Il a dû se contenter d’un croûton de pain en guise de repas.

Il arrive sur une des berges de la Tamise.

Comme il tombe un léger grésil, il s’enveloppe soigneusement dans son manteau loqueteux.

Au moment où il est sur le point de s’endormir, une Rolls Royce s’arrête.

Une belle jeune femme en descend et lui dit :

Mon pauvre homme, allez-vous vraiment passer la nuit sur la berge ?

Oui, répond le clochard.

Je ne puis supporter cela. Je vais vous emmener chez moi, où vous passerez la nuit confortablement après avoir pris un bon dîner.

La jeune femme presse le clochard de monter dans la voiture.

Ils sortent de Londres et arrivent devant une immense résidence entourée de jardins.

Un majordome leur ouvre la porte et la jeune femme lui dit :

James, je compte sur vous pour installer cet homme dans le quartier des domestiques.

Veillez à ce qu’il soit bien traité. Ce que fait James.

Quelque temps après, la jeune femme, déshabillée et prête à se mettre au lit, se souvient soudain de son invité.
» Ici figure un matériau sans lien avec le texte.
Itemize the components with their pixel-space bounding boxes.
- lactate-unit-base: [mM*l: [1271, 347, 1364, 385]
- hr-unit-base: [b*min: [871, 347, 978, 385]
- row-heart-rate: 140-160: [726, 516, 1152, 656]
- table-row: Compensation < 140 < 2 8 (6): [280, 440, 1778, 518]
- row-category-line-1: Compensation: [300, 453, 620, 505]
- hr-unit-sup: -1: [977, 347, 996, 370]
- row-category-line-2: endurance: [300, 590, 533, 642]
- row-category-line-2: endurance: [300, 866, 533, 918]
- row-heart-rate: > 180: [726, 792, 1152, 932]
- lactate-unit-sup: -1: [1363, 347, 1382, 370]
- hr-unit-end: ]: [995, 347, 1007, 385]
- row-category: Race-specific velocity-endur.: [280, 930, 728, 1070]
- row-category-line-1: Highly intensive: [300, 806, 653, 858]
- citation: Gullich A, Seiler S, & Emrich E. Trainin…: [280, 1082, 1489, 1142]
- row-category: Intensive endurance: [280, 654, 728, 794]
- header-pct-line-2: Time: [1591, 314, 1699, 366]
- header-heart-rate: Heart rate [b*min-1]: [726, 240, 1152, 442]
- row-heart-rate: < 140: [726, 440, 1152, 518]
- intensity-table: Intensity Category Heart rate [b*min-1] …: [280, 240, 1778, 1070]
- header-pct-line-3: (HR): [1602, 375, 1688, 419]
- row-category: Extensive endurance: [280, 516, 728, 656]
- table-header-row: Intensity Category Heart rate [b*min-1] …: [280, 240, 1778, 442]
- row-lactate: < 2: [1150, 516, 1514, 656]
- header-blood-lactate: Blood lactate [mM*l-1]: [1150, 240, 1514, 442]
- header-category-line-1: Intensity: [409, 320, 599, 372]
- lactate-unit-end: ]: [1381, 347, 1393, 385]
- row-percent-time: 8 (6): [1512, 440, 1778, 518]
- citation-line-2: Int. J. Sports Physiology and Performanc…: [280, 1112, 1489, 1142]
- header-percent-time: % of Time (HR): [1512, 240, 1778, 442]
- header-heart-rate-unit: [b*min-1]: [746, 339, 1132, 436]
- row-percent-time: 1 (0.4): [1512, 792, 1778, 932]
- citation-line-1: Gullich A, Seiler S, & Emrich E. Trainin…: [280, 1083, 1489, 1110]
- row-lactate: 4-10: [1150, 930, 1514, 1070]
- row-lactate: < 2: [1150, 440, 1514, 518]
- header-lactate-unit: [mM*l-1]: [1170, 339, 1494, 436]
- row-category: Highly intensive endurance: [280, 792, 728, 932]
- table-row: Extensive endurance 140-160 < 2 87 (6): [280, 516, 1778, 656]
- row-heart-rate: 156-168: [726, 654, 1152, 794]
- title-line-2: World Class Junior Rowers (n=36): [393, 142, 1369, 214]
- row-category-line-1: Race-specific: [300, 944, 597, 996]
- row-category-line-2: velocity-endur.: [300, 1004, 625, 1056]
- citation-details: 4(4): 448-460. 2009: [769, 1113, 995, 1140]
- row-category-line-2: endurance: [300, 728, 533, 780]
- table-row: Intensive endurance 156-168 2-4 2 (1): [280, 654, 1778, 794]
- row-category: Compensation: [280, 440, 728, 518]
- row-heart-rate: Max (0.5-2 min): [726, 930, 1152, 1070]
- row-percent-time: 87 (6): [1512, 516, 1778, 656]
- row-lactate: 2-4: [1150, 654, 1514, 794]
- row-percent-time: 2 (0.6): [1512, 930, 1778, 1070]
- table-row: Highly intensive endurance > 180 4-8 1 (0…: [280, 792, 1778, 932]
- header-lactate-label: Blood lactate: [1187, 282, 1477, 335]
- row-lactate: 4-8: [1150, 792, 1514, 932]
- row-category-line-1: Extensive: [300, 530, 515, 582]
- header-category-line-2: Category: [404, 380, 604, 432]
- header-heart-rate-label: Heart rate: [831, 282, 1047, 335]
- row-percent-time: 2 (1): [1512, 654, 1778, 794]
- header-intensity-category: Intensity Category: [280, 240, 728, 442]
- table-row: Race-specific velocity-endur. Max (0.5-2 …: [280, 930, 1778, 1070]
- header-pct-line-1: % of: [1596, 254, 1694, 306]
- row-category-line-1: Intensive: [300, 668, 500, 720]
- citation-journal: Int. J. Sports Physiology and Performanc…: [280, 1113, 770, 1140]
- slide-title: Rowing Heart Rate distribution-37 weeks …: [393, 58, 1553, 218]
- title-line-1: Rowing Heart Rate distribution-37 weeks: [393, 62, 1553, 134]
Elle enfile une robe de chambre et emprunte un corridor pour se rendre au quartier des domestiques.

Voyant passer un rai de lumière sous la porte de la chambre dans laquelle le clochard a été installé, elle frappe, entre et trouve l’homme éveillé.

Que se passe-t-il brave homme, n’avez-vous pas reçu un bon repas ?

 Je n’ai jamais fait de meilleur repas de toute ma vie madame.

Avez-vous assez chaud ?

Oui, le lit est chaud et confortable.

Peut-être avez-vous besoin de compagnie.

Pourquoi ne me feriez vous pas une petite place ?

Sur ces mots, elle s’approche de lui.

Alors l’homme recule pour lui faire une place et tombe dans la Tamise.